My 24 hours of early labor yesterday was not enough to jump start this labor machine yet, so we're still home. Went to the hospital last night just to be sure and, sure enough, there's not enough happening yet (which we fully expected to hear).
(For those of you who haven't experienced it, early labor isn't really hard. It's not hard at all actually, just irritating and noticeable - just enough to interrupt your life but not enough to warrant stopping what you're doing. The contractions are not painful like you see in the movies during this phase of labor, just rhythmic and long. Which is probably why the movies always leave this part out and rush right to the "Oh My God We Have To Go NOW!" scene.)
So we woke up today hoping that this would continue. It has, but at a much slower pace than yesterday, so there's really no telling what's going on here. Another wrench to throw into the labor machine is the fact that the dense barometric pressure yesterday could have been the culprit for this slow start. Apparently, air pressure sets pregnant women into labor all the time, ready or not. So if Amelia wasn't really ready...well, then this could just be one big, long, slow start or maybe not a start at all. No way of knowing.
However, when we FINALLY got to meet with the midwife yesterday (how many nurses do I have to see and talk to before I can just get to the one healthcare provider with whom I want to talk and who actually knows what she's talking about?!) she said a couple of great things:
• "Things are happening. Pressure or not. Things are moving and this baby is on her way."

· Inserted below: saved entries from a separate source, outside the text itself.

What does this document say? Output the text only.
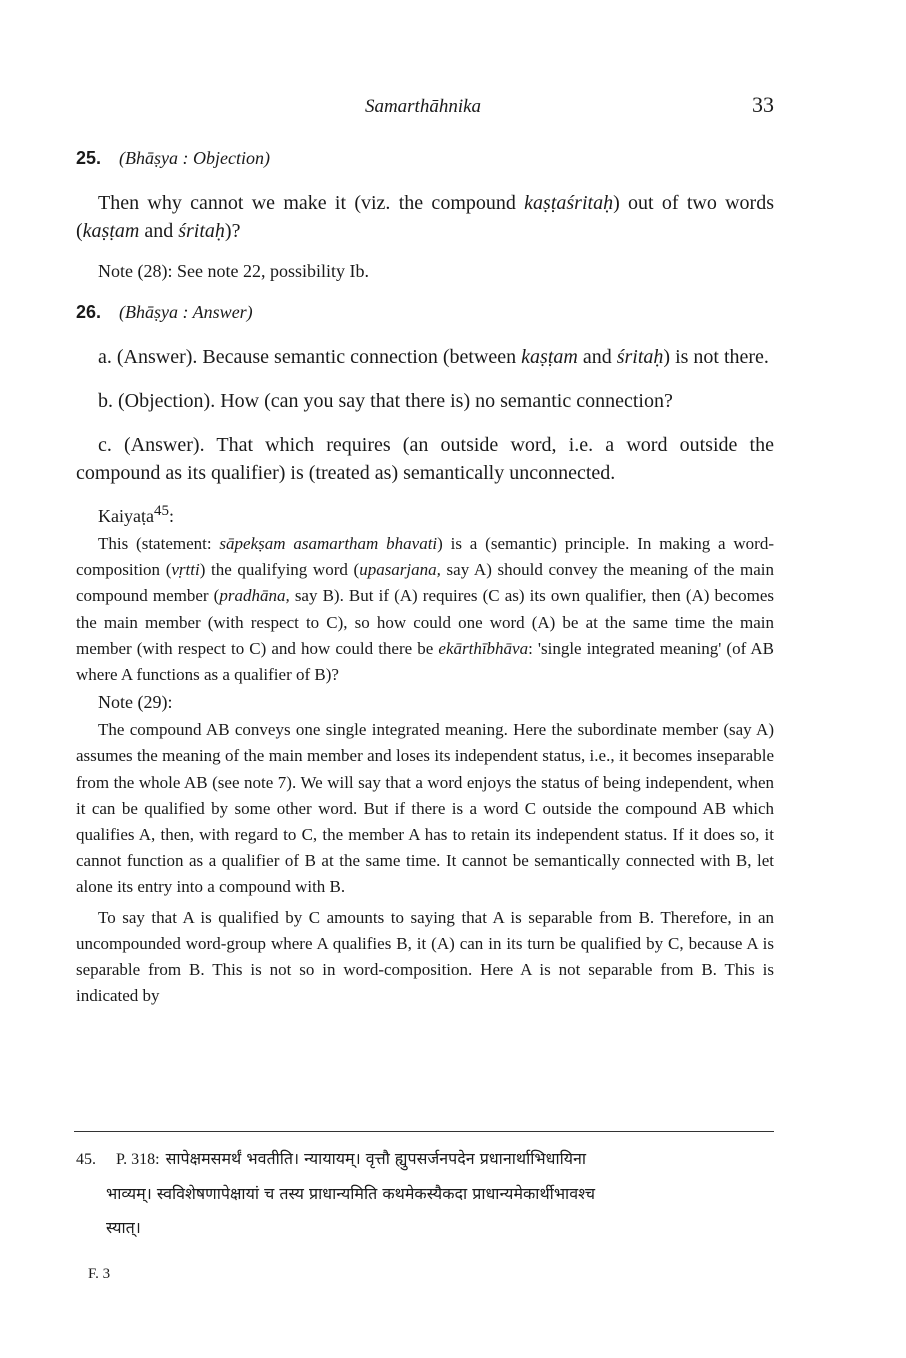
Samarthāhnika	33
25. (Bhāṣya : Objection)

Then why cannot we make it (viz. the compound kaṣṭaśritaḥ) out of two words (kaṣṭam and śritaḥ)?

Note (28): See note 22, possibility Ib.
26. (Bhāṣya : Answer)

a. (Answer). Because semantic connection (between kaṣṭam and śritaḥ) is not there.

b. (Objection). How (can you say that there is) no semantic connection?

c. (Answer). That which requires (an outside word, i.e. a word outside the compound as its qualifier) is (treated as) semantically unconnected.

Kaiyaṭa$^{45}$:

This (statement: sāpekṣam asamartham bhavati) is a (semantic) principle. In making a word-composition (vṛtti) the qualifying word (upasarjana, say A) should convey the meaning of the main compound member (pradhāna, say B). But if (A) requires (C as) its own qualifier, then (A) becomes the main member (with respect to C), so how could one word (A) be at the same time the main member (with respect to C) and how could there be ekārthībhāva: 'single integrated meaning' (of AB where A functions as a qualifier of B)?

Note (29):

The compound AB conveys one single integrated meaning. Here the subordinate member (say A) assumes the meaning of the main member and loses its independent status, i.e., it becomes inseparable from the whole AB (see note 7). We will say that a word enjoys the status of being independent, when it can be qualified by some other word. But if there is a word C outside the compound AB which qualifies A, then, with regard to C, the member A has to retain its independent status. If it does so, it cannot function as a qualifier of B at the same time. It cannot be semantically connected with B, let alone its entry into a compound with B.

To say that A is qualified by C amounts to saying that A is separable from B. Therefore, in an uncompounded word-group where A qualifies B, it (A) can in its turn be qualified by C, because A is separable from B. This is not so in word-composition. Here A is not separable from B. This is indicated by

45. P. 318: सापेक्षमसमर्थं भवतीति। न्यायायम्। वृत्तौ ह्युपसर्जनपदेन प्रधानार्थाभिधायिना
भाव्यम्। स्वविशेषणापेक्षायां च तस्य प्राधान्यमिति कथमेकस्यैकदा प्राधान्यमेकार्थीभावश्च
स्यात्।
F. 3
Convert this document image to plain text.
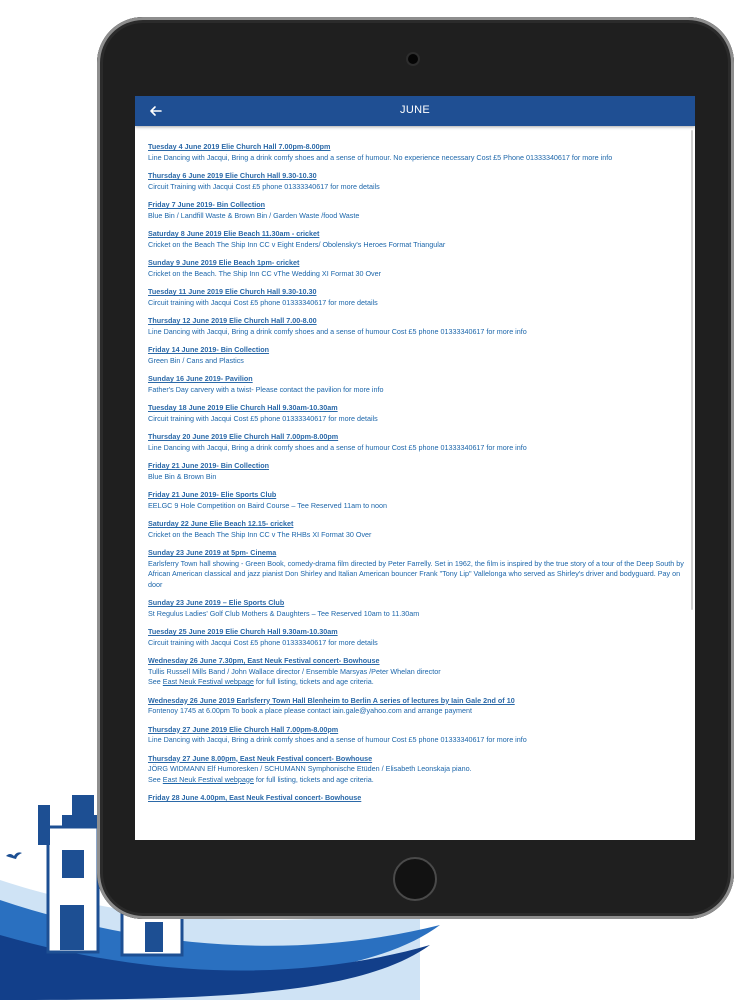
JUNE
Tuesday 4 June 2019 Elie Church Hall 7.00pm-8.00pm
Line Dancing with Jacqui, Bring a drink comfy shoes and a sense of humour. No experience necessary Cost £5 Phone 01333340617 for more info
Thursday 6 June 2019 Elie Church Hall 9.30-10.30
Circuit Training with Jacqui Cost £5 phone 01333340617 for more details
Friday 7 June 2019- Bin Collection
Blue Bin / Landfill Waste & Brown Bin / Garden Waste /food Waste
Saturday 8 June 2019 Elie Beach 11.30am - cricket
Cricket on the Beach The Ship Inn CC v Eight Enders/ Obolensky's Heroes Format Triangular
Sunday 9 June 2019 Elie Beach 1pm- cricket
Cricket on the Beach. The Ship Inn CC vThe Wedding XI Format 30 Over
Tuesday 11 June 2019 Elie Church Hall 9.30-10.30
Circuit training with Jacqui Cost £5 phone 01333340617 for more details
Thursday 12 June 2019 Elie Church Hall 7.00-8.00
Line Dancing with Jacqui, Bring a drink comfy shoes and a sense of humour Cost £5 phone 01333340617 for more info
Friday 14 June 2019- Bin Collection
Green Bin / Cans and Plastics
Sunday 16 June 2019- Pavilion
Father's Day carvery with a twist- Please contact the pavilion for more info
Tuesday 18 June 2019 Elie Church Hall 9.30am-10.30am
Circuit training with Jacqui Cost £5 phone 01333340617 for more details
Thursday 20 June 2019 Elie Church Hall 7.00pm-8.00pm
Line Dancing with Jacqui, Bring a drink comfy shoes and a sense of humour Cost £5 phone 01333340617 for more info
Friday 21 June 2019- Bin Collection
Blue Bin & Brown Bin
Friday 21 June 2019- Elie Sports Club
EELGC 9 Hole Competition on Baird Course – Tee Reserved 11am to noon
Saturday 22 June Elie Beach 12.15- cricket
Cricket on the Beach The Ship Inn CC v The RHBs XI Format 30 Over
Sunday 23 June 2019 at 5pm- Cinema
Earlsferry Town hall showing - Green Book, comedy-drama film directed by Peter Farrelly. Set in 1962, the film is inspired by the true story of a tour of the Deep South by African American classical and jazz pianist Don Shirley and Italian American bouncer Frank "Tony Lip" Vallelonga who served as Shirley's driver and bodyguard. Pay on door
Sunday 23 June 2019 – Elie Sports Club
St Regulus Ladies' Golf Club Mothers & Daughters – Tee Reserved 10am to 11.30am
Tuesday 25 June 2019 Elie Church Hall 9.30am-10.30am
Circuit training with Jacqui Cost £5 phone 01333340617 for more details
Wednesday 26 June 7.30pm, East Neuk Festival concert- Bowhouse
Tullis Russell Mills Band / John Wallace director / Ensemble Marsyas /Peter Whelan director
See East Neuk Festival webpage for full listing, tickets and age criteria.
Wednesday 26 June 2019 Earlsferry Town Hall Blenheim to Berlin A series of lectures by Iain Gale 2nd of 10
Fontenoy 1745 at 6.00pm To book a place please contact iain.gale@yahoo.com and arrange payment
Thursday 27 June 2019 Elie Church Hall 7.00pm-8.00pm
Line Dancing with Jacqui, Bring a drink comfy shoes and a sense of humour Cost £5 phone 01333340617 for more info
Thursday 27 June 8.00pm, East Neuk Festival concert- Bowhouse
JÖRG WIDMANN Elf Humoresken / SCHUMANN Symphonische Etüden / Elisabeth Leonskaja piano.
See East Neuk Festival webpage for full listing, tickets and age criteria.
Friday 28 June 4.00pm, East Neuk Festival concert- Bowhouse
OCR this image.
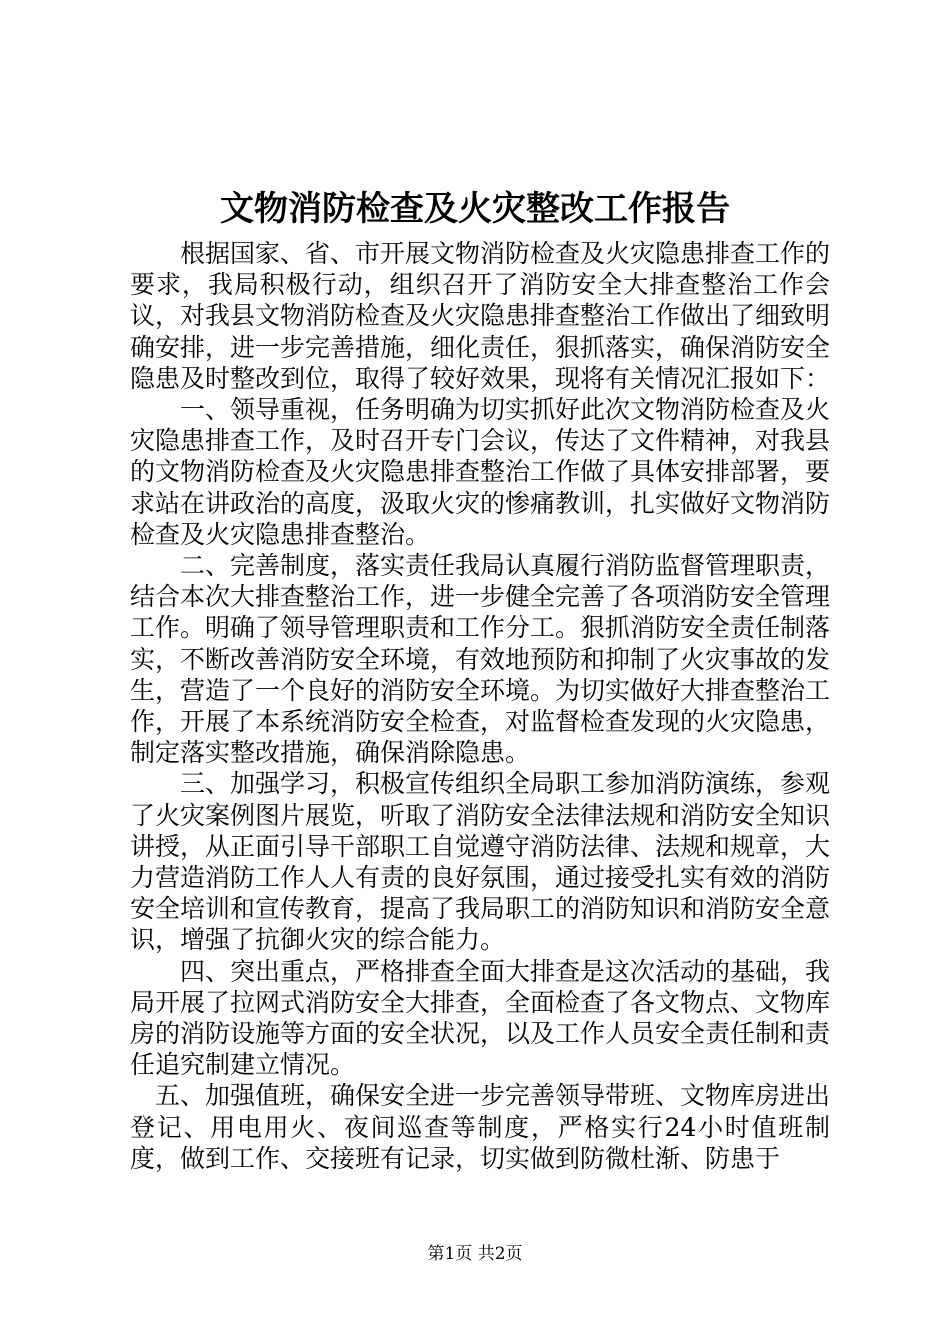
文物消防检查及火灾整改工作报告

根据国家、省、市开展文物消防检查及火灾隐患排查工作的要求，我局积极行动，组织召开了消防安全大排查整治工作会议，对我县文物消防检查及火灾隐患排查整治工作做出了细致明确安排，进一步完善措施，细化责任，狠抓落实，确保消防安全隐患及时整改到位，取得了较好效果，现将有关情况汇报如下：

一、领导重视，任务明确为切实抓好此次文物消防检查及火灾隐患排查工作，及时召开专门会议，传达了文件精神，对我县的文物消防检查及火灾隐患排查整治工作做了具体安排部署，要求站在讲政治的高度，汲取火灾的惨痛教训，扎实做好文物消防检查及火灾隐患排查整治。

二、完善制度，落实责任我局认真履行消防监督管理职责，结合本次大排查整治工作，进一步健全完善了各项消防安全管理工作。明确了领导管理职责和工作分工。狠抓消防安全责任制落实，不断改善消防安全环境，有效地预防和抑制了火灾事故的发生，营造了一个良好的消防安全环境。为切实做好大排查整治工作，开展了本系统消防安全检查，对监督检查发现的火灾隐患，制定落实整改措施，确保消除隐患。

三、加强学习，积极宣传组织全局职工参加消防演练，参观了火灾案例图片展览，听取了消防安全法律法规和消防安全知识讲授，从正面引导干部职工自觉遵守消防法律、法规和规章，大力营造消防工作人人有责的良好氛围，通过接受扎实有效的消防安全培训和宣传教育，提高了我局职工的消防知识和消防安全意识，增强了抗御火灾的综合能力。

四、突出重点，严格排查全面大排查是这次活动的基础，我局开展了拉网式消防安全大排查，全面检查了各文物点、文物库房的消防设施等方面的安全状况，以及工作人员安全责任制和责任追究制建立情况。

五、加强值班，确保安全进一步完善领导带班、文物库房进出登记、用电用火、夜间巡查等制度，严格实行24小时值班制度，做到工作、交接班有记录，切实做到防微杜渐、防患于

第1页 共2页
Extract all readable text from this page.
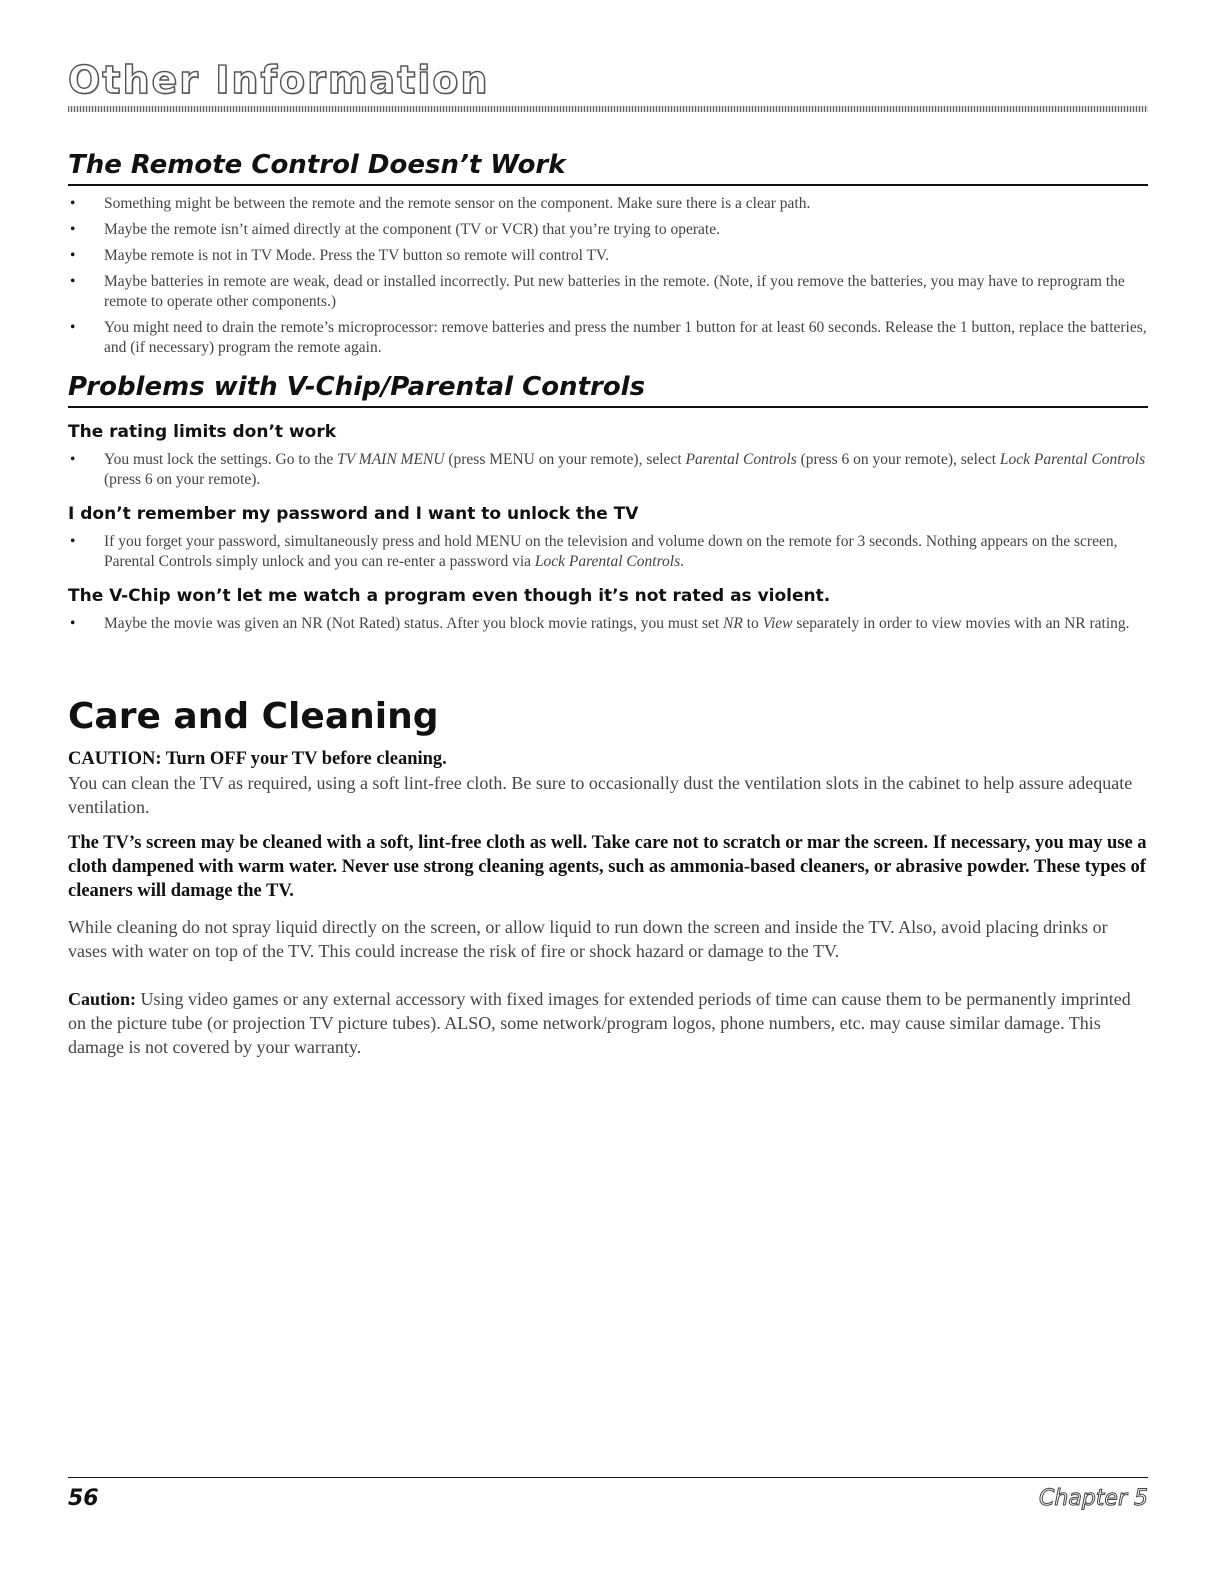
Other Information
The Remote Control Doesn’t Work
• Something might be between the remote and the remote sensor on the component. Make sure there is a clear path.
• Maybe the remote isn’t aimed directly at the component (TV or VCR) that you’re trying to operate.
• Maybe remote is not in TV Mode. Press the TV button so remote will control TV.
• Maybe batteries in remote are weak, dead or installed incorrectly. Put new batteries in the remote. (Note, if you remove the batteries, you may have to reprogram the remote to operate other components.)
• You might need to drain the remote’s microprocessor: remove batteries and press the number 1 button for at least 60 seconds. Release the 1 button, replace the batteries, and (if necessary) program the remote again.
Problems with V-Chip/Parental Controls
The rating limits don’t work
• You must lock the settings. Go to the TV MAIN MENU (press MENU on your remote), select Parental Controls (press 6 on your remote), select Lock Parental Controls (press 6 on your remote).
I don’t remember my password and I want to unlock the TV
• If you forget your password, simultaneously press and hold MENU on the television and volume down on the remote for 3 seconds. Nothing appears on the screen, Parental Controls simply unlock and you can re-enter a password via Lock Parental Controls.
The V-Chip won’t let me watch a program even though it’s not rated as violent.
• Maybe the movie was given an NR (Not Rated) status. After you block movie ratings, you must set NR to View separately in order to view movies with an NR rating.
Care and Cleaning
CAUTION: Turn OFF your TV before cleaning.

You can clean the TV as required, using a soft lint-free cloth. Be sure to occasionally dust the ventilation slots in the cabinet to help assure adequate ventilation.

The TV’s screen may be cleaned with a soft, lint-free cloth as well. Take care not to scratch or mar the screen. If necessary, you may use a cloth dampened with warm water. Never use strong cleaning agents, such as ammonia-based cleaners, or abrasive powder. These types of cleaners will damage the TV.

While cleaning do not spray liquid directly on the screen, or allow liquid to run down the screen and inside the TV. Also, avoid placing drinks or vases with water on top of the TV. This could increase the risk of fire or shock hazard or damage to the TV.

Caution: Using video games or any external accessory with fixed images for extended periods of time can cause them to be permanently imprinted on the picture tube (or projection TV picture tubes). ALSO, some network/program logos, phone numbers, etc. may cause similar damage. This damage is not covered by your warranty.

56	Chapter 5
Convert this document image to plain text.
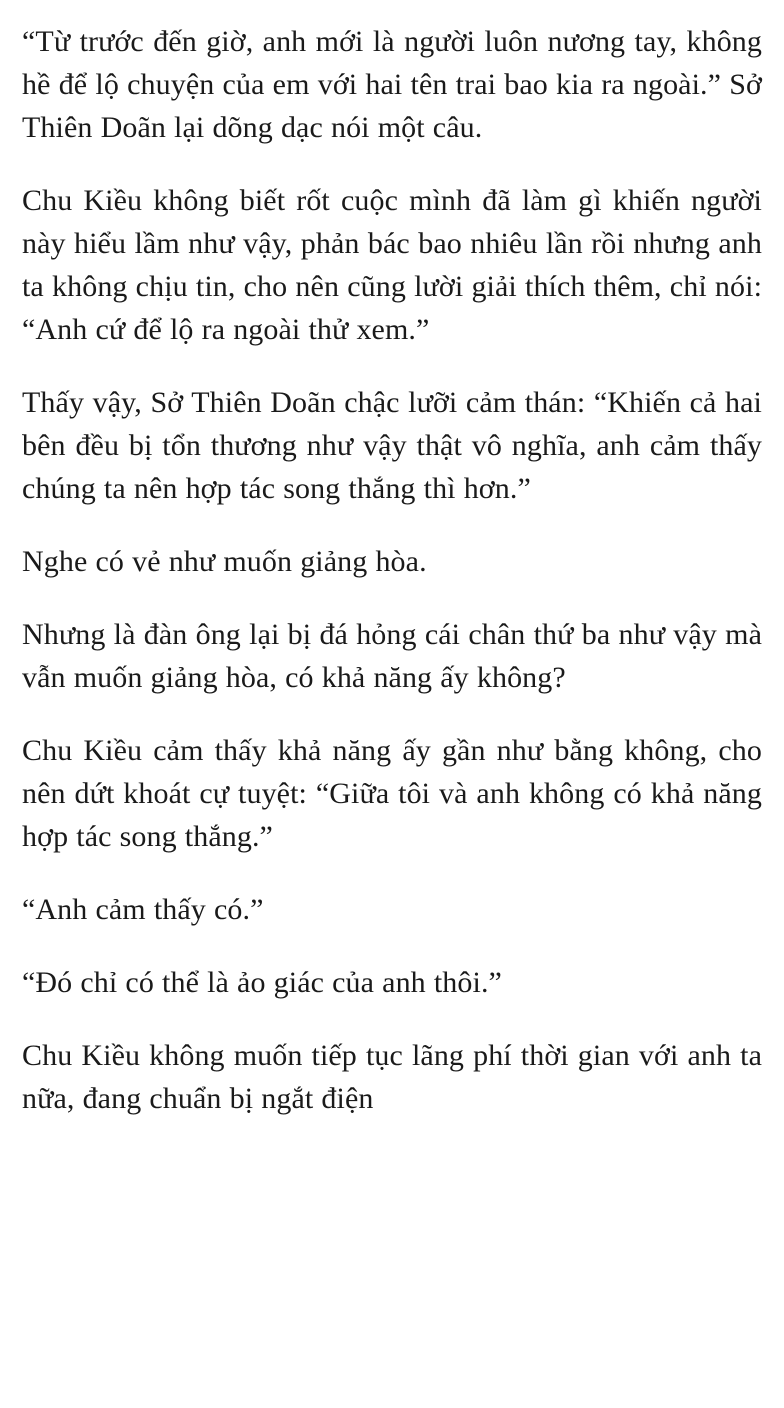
“Từ trước đến giờ, anh mới là người luôn nương tay, không hề để lộ chuyện của em với hai tên trai bao kia ra ngoài.” Sở Thiên Doãn lại dõng dạc nói một câu.

Chu Kiều không biết rốt cuộc mình đã làm gì khiến người này hiểu lầm như vậy, phản bác bao nhiêu lần rồi nhưng anh ta không chịu tin, cho nên cũng lười giải thích thêm, chỉ nói: “Anh cứ để lộ ra ngoài thử xem.”

Thấy vậy, Sở Thiên Doãn chậc lưỡi cảm thán: “Khiến cả hai bên đều bị tổn thương như vậy thật vô nghĩa, anh cảm thấy chúng ta nên hợp tác song thắng thì hơn.”

Nghe có vẻ như muốn giảng hòa.

Nhưng là đàn ông lại bị đá hỏng cái chân thứ ba như vậy mà vẫn muốn giảng hòa, có khả năng ấy không?

Chu Kiều cảm thấy khả năng ấy gần như bằng không, cho nên dứt khoát cự tuyệt: “Giữa tôi và anh không có khả năng hợp tác song thắng.”

“Anh cảm thấy có.”

“Đó chỉ có thể là ảo giác của anh thôi.”

Chu Kiều không muốn tiếp tục lãng phí thời gian với anh ta nữa, đang chuẩn bị ngắt điện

• "If you want a VBAC, go home."
She reiterated how hospital staff can get so nervous around women who have previously given birth via C-section and typically call them in too early (as in my case). She made it clear that my best bet for a healthy VBAC is to stay home as long as possible so the artificial clock does not run out too soon at the hospital, causing the staff to leap to conclusions.
She and one of the nurses also reviewed my entire birthing history and current situation and agreed that I have a very good chance of having that VBAC with this child, so that was also very reassuring to hear. (This was a different midwife than my regular one so it was like another trusted opinion, which was nice.)
But for now, I'm tired. I'm bored. I'm exhausted. And I'm tired. I slept a lot last night, we walked more today, Jackson's with Grama for the day and we have a couple of movies to watch...but still. This may not be today, or tomorrow, or the next day. And that's just very, very tiring.
Maybe I'll feel better with a frozen coffee drink this afternoon?